The Duke of Sussex has just touched down in Vancouver to begin a new chapter outside of the royal household, but speculation is already mounting about how, exactly, he plans to do that.
Meghan and Harry have not said how long they plan to stay in Canada with their son Archie, but if they decide to stay there for good, they will have to apply for permanent residency.
Despite being one of the most famous men in the world, this will be easier said than done for the Prince.
Canadian lawyer Mario Bellissimo says the Duke’s age, 35, past work experience, and the fact he did not go to university, will all ‘weigh heavily against him’ if he goes through the immigration application process.
The Toronto-based lawyer said it is ‘quite unusual’ for an individual applying for immigration to not have any form of higher education.
He said: ‘It’s definitely weighted heavily against him because you’re credited all the way up the scale from PhD downwards.
‘Many of the applicants that are qualifying have higher education. Some have PhDs, others have Masters.
‘But they clearly have university degrees of some type or other types of professional post-secondary degrees.’
Unlike his eldest brother, William, who studied at St Andrews University before joining the RAF, Harry went straight into the military after school.
He served in the Army for ten years and rose to the rank of Captain, but unfortunately for Harry, his military heroics will not ‘benefit’ any application, Mr Bellissimo said.
Mr Bellissimo added that Harry’s previous philanthropic work is also not credited by the Canadian immigration system, which favours successful self-employed candidates, or those with a ‘proven track record of business management’.
He said: ‘As it stands right now, he will have a tough time. I don’t know if he will be going back to school.’
The immigration expert explained how the Duke may have to rely on his wife Meghan being the ‘principal applicant’ in any immigration process.
Meghan spent several years earning money in Toronto, while filming the TV show Suits – which makes her the more ‘desirable’ applicant over Harry.
Mr Bellissimo said: ‘It might surprise people but Meghan is the more desirable applicant from the Canadian immigration perspective because of her work experience.
‘She will likely have a good pathway because she has international recognition in an area of paid employment with acting.

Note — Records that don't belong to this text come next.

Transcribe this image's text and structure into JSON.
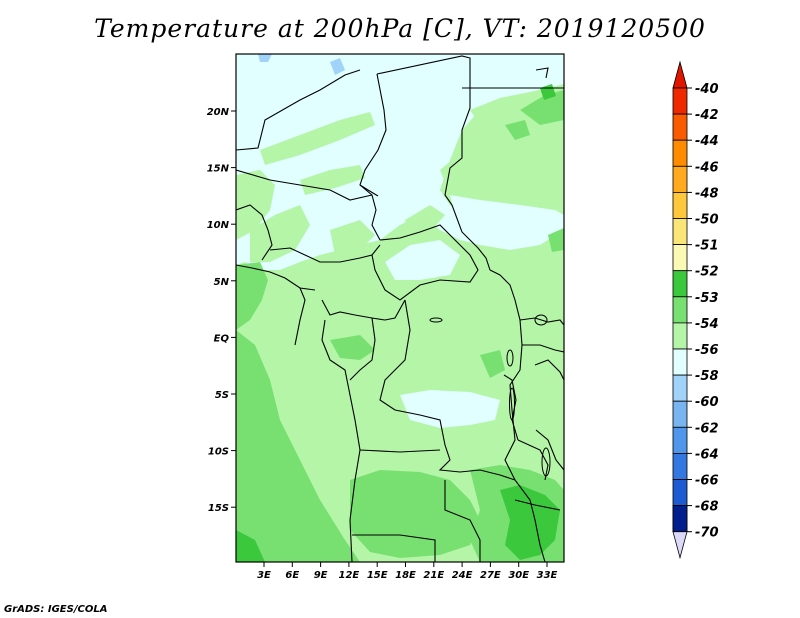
{
  "title": "Temperature at 200hPa [C], VT: 2019120500",
  "credit": "GrADS: IGES/COLA",
  "map": {
    "lon_labels": [
      "3E",
      "6E",
      "9E",
      "12E",
      "15E",
      "18E",
      "21E",
      "24E",
      "27E",
      "30E",
      "33E"
    ],
    "lat_labels": [
      "20N",
      "15N",
      "10N",
      "5N",
      "EQ",
      "5S",
      "10S",
      "15S"
    ],
    "colors": {
      "land_lightest": "#e0fffe",
      "light_green": "#b4f5a8",
      "mid_green": "#78e070",
      "dark_green": "#3cc83c",
      "light_blue": "#a0d2fa",
      "border": "#000000"
    }
  },
  "colorbar": {
    "labels": [
      "-40",
      "-42",
      "-44",
      "-46",
      "-48",
      "-50",
      "-51",
      "-52",
      "-53",
      "-54",
      "-56",
      "-58",
      "-60",
      "-62",
      "-64",
      "-66",
      "-68",
      "-70"
    ],
    "colors": [
      "#f02800",
      "#fa5a00",
      "#ff8c00",
      "#ffaa1e",
      "#ffc83c",
      "#fae678",
      "#fafab4",
      "#3cc83c",
      "#78e070",
      "#b4f5a8",
      "#e0fffe",
      "#a0d2fa",
      "#78b4f0",
      "#5096ea",
      "#3278e0",
      "#1e5ad2",
      "#0a3cbe",
      "#001e8c"
    ],
    "top_arrow_color": "#e11400",
    "bottom_arrow_color": "#dcd8f8"
  }
}
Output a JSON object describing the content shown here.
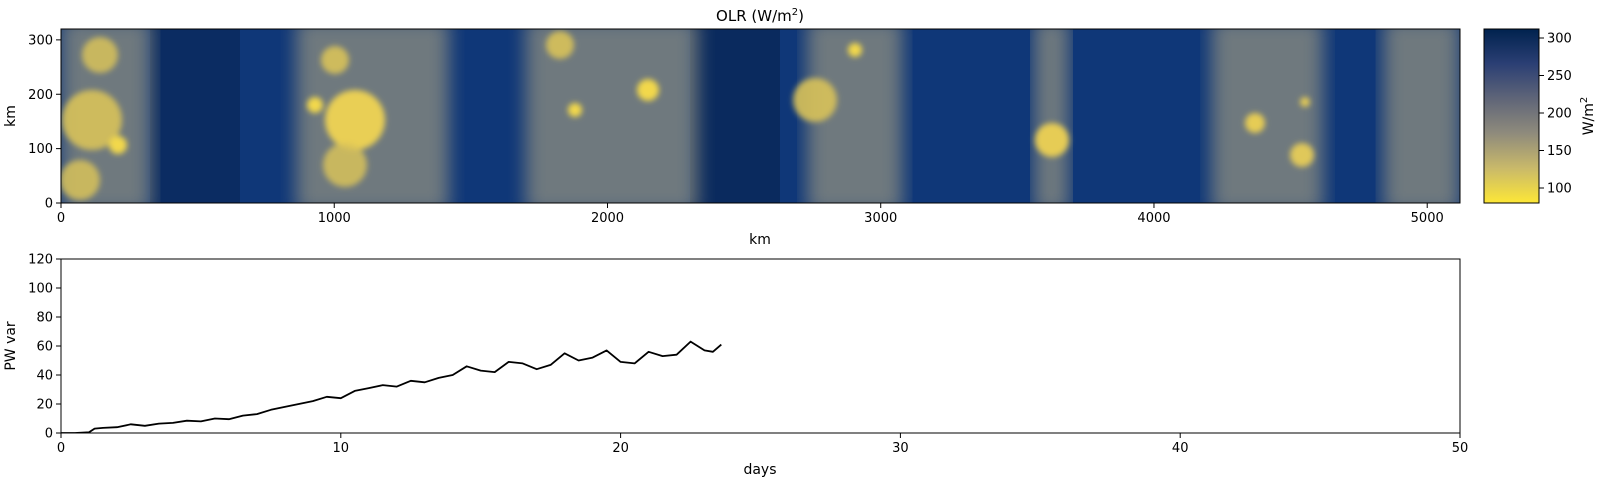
{
  "chart_data": [
    {
      "type": "heatmap",
      "title": "OLR (W/m",
      "title_sup": "2",
      "title_end": ")",
      "xlabel": "km",
      "ylabel": "km",
      "xlim": [
        0,
        5120
      ],
      "ylim": [
        0,
        320
      ],
      "xticks": [
        0,
        1000,
        2000,
        3000,
        4000,
        5000
      ],
      "yticks": [
        0,
        100,
        200,
        300
      ],
      "colormap": "cividis_r",
      "colorbar": {
        "label": "W/m",
        "label_sup": "2",
        "range": [
          80,
          312
        ],
        "ticks": [
          100,
          150,
          200,
          250,
          300
        ],
        "colors": [
          "#fde737",
          "#c9b96a",
          "#8f8b7c",
          "#5f6578",
          "#2b3f74",
          "#00224e"
        ]
      },
      "convective_bands_km": [
        {
          "from": 0,
          "to": 330
        },
        {
          "from": 860,
          "to": 1420
        },
        {
          "from": 1700,
          "to": 2330
        },
        {
          "from": 2730,
          "to": 3080
        },
        {
          "from": 3560,
          "to": 3690
        },
        {
          "from": 4210,
          "to": 4620
        },
        {
          "from": 4840,
          "to": 5120
        }
      ]
    },
    {
      "type": "line",
      "xlabel": "days",
      "ylabel": "PW var",
      "xlim": [
        0,
        50
      ],
      "ylim": [
        0,
        120
      ],
      "xticks": [
        0,
        10,
        20,
        30,
        40,
        50
      ],
      "yticks": [
        0,
        20,
        40,
        60,
        80,
        100,
        120
      ],
      "color": "#000000",
      "series": [
        {
          "x": [
            0,
            0.5,
            1.0,
            1.2,
            1.5,
            2.0,
            2.5,
            3.0,
            3.5,
            4.0,
            4.5,
            5.0,
            5.5,
            6.0,
            6.5,
            7.0,
            7.5,
            8.0,
            8.5,
            9.0,
            9.5,
            10.0,
            10.5,
            11.0,
            11.5,
            12.0,
            12.5,
            13.0,
            13.5,
            14.0,
            14.5,
            15.0,
            15.5,
            16.0,
            16.5,
            17.0,
            17.5,
            18.0,
            18.5,
            19.0,
            19.5,
            20.0,
            20.5,
            21.0,
            21.5,
            22.0,
            22.5,
            23.0,
            23.3,
            23.6
          ],
          "y": [
            0,
            0,
            0.5,
            3,
            3.5,
            4,
            6,
            5,
            6.5,
            7,
            8.5,
            8,
            10,
            9.5,
            12,
            13,
            16,
            18,
            20,
            22,
            25,
            24,
            29,
            31,
            33,
            32,
            36,
            35,
            38,
            40,
            46,
            43,
            42,
            49,
            48,
            44,
            47,
            55,
            50,
            52,
            57,
            49,
            48,
            56,
            53,
            54,
            63,
            57,
            56,
            61
          ]
        }
      ]
    }
  ]
}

‘International recognition is not enough. It has to be in an area where you earn income, either through the direct self-employment, or work experience in that same area.’
Mr Bellissimo added that Harry’s positive global recognition ‘definitely assists’ him but his connection to the British royal family has no ‘constitutional citizenship benefits’.
This has been confirmed by the Canadian government, which stated: ‘There are no provisions in the Citizenship Act that confer Canadian citizenship status to members of the Royal Family.
‘In order to become legal permanent residents of Canada, they would need to apply through our normal immigration processes.’
If Harry and Meghan go for a more temporary life in Canada, they can live there for six months at a time with visitor visas and no formal paperwork.
However, the issue with the visitor visa is that it does not allow Meghan and Harry to work in Canada.
As part of the royal split, the couple will no longer receive public funds, and have to repay the £2.4 million taxpayers spent renovating Frogmore Cottage – their family home in Windsor – so they will likely choose a more lucrative route.
Meghan could apply for a self-employed work permit because of her previous work experience, but she may opt for permanent residency under express entry.
The Suits star can do this by qualifying for Canada’s ‘federal skilled worker’ category, which allows individuals in the arts and sports the opportunity to emigrate to Canada.